La verdad sí que sentí lástima por él. Ya había tenido un mes para analizar su comportamiento, y en realidad era a mí al que menos me trataba mal. Con otros chicos de la universidad era todo un demonio. Era como si disfrutara siendo cruel con los demás, aunque él me lo negara, y según mi padre —que por supuesto que había sido muy bueno analizando los comportamientos de los criminales y la razón de ser de que fueran unos sociópatas—, aquello era un claro signo de psicopatía.
Por supuesto que en esas dos horas que tuvimos de estudio, me di el tiempo de analizar la caligrafía de Luciano. Entre muchas cosas que le aprendí a mi padre criminalista, fue a tratar de leer a una persona por medio de la grafología.

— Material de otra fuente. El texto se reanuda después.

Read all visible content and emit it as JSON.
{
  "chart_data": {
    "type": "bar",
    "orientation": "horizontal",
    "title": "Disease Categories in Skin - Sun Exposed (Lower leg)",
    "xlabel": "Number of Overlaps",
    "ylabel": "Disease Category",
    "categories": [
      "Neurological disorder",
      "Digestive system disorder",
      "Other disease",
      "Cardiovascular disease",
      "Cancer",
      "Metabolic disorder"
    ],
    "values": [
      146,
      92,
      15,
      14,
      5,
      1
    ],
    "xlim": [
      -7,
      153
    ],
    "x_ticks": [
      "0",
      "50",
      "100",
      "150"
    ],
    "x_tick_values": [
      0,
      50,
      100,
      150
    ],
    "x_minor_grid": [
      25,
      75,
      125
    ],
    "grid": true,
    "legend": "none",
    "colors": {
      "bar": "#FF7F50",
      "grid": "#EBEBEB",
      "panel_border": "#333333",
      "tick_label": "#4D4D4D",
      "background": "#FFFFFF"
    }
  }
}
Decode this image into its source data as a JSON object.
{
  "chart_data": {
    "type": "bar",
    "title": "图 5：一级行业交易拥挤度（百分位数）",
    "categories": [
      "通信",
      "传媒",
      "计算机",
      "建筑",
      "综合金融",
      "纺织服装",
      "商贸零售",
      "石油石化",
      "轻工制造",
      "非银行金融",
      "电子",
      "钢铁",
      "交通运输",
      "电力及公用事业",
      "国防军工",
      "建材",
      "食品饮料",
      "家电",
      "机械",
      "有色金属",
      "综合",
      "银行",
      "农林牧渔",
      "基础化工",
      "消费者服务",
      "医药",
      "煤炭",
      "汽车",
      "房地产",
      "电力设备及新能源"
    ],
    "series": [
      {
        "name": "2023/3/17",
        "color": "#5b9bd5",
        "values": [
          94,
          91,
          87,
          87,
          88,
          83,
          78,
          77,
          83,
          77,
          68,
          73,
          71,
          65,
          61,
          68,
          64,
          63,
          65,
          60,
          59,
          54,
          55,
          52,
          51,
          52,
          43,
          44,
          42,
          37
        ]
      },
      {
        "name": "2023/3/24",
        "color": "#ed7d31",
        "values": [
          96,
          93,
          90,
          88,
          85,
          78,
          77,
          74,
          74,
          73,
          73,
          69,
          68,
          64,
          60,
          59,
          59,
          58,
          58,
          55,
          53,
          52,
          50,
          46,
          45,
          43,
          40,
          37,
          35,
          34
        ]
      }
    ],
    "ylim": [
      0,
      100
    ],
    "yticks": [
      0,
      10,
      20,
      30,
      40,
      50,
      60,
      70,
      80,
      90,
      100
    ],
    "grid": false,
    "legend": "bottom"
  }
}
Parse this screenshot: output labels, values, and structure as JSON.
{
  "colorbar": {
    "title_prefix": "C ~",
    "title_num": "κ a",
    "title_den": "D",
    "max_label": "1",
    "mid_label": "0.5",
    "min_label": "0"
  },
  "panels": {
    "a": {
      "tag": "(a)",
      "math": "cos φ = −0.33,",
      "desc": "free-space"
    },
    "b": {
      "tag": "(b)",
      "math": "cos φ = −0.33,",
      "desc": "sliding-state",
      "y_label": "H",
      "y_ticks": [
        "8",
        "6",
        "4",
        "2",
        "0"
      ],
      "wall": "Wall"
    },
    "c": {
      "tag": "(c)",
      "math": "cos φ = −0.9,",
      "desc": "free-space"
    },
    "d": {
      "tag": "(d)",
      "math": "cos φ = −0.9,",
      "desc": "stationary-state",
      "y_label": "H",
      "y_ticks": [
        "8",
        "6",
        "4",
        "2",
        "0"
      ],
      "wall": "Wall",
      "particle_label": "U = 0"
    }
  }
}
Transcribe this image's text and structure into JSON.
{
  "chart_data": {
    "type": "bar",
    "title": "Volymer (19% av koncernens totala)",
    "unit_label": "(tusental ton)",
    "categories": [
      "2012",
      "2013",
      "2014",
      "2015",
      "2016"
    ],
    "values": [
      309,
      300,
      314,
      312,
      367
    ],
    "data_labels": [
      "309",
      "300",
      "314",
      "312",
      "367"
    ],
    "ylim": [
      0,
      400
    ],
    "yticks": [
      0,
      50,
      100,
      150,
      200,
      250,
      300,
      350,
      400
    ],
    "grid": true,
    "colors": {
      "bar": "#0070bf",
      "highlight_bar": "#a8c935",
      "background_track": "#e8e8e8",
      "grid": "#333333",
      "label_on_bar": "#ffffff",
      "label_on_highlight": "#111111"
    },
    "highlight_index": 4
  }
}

La letra de una persona decía mucho sobre su personalidad. Los grafólogos podían saber al analizar la letra de una persona incluso cómo era su desempeño s****l.
Mi papá decía que, cuantos más adornos tuvieran las letras, más psicópata era la persona. Y Luciano le daba al menos tres vueltas al rabito de cada letra, de paso revelando que es alguien obsesivo.
Pero, aunque su caligrafía tenía claros signos de un trastorno de la personalidad, no tenía signo alguno de maldad.
Era...una persona herida. Un niño que al parecer había sido descuidado por su padre en la infancia, y quien sea que lo haya cuidado lo hizo muy mal y hasta le dejó traumas, porque, analizando mejor su caligrafía, los márgenes a la izquierda estaban muy pegados al borde, lo cual indicaba miedos.
—Si quieres desahogarte conmigo sobre algo, puedes hacerlo —le dije, hablando muy suave, como si alguien nos estuviera escuchando, aunque ya no había nadie en el apartamento aparte de nosotros.
Él por un momento vaciló, y vi en sus ojos un brillo que antes no le había visto. El brillo de alguien que por un breve instante se sintió feliz porque alguien al fin lo comprendía, pero no duró mucho tiempo, porque a los pocos segundos después volvió a poner su cara de matón y dijo:
—No te metas en mis asuntos.
Él estaba muy equivocado si en serio pretendía que no me iba a meter en sus asuntos. Por supuesto que lo iba a hacer.
Yo no sabía por qué rayos ahora sentía ganas de ayudar a este idiota, cuando todavía era un completo desconocido para mí; pero el caso era que yo era tan buena persona, que quería ayudar a alguien que estaba dando claros signos de que solo necesitaba a alguien con quien desahogarse.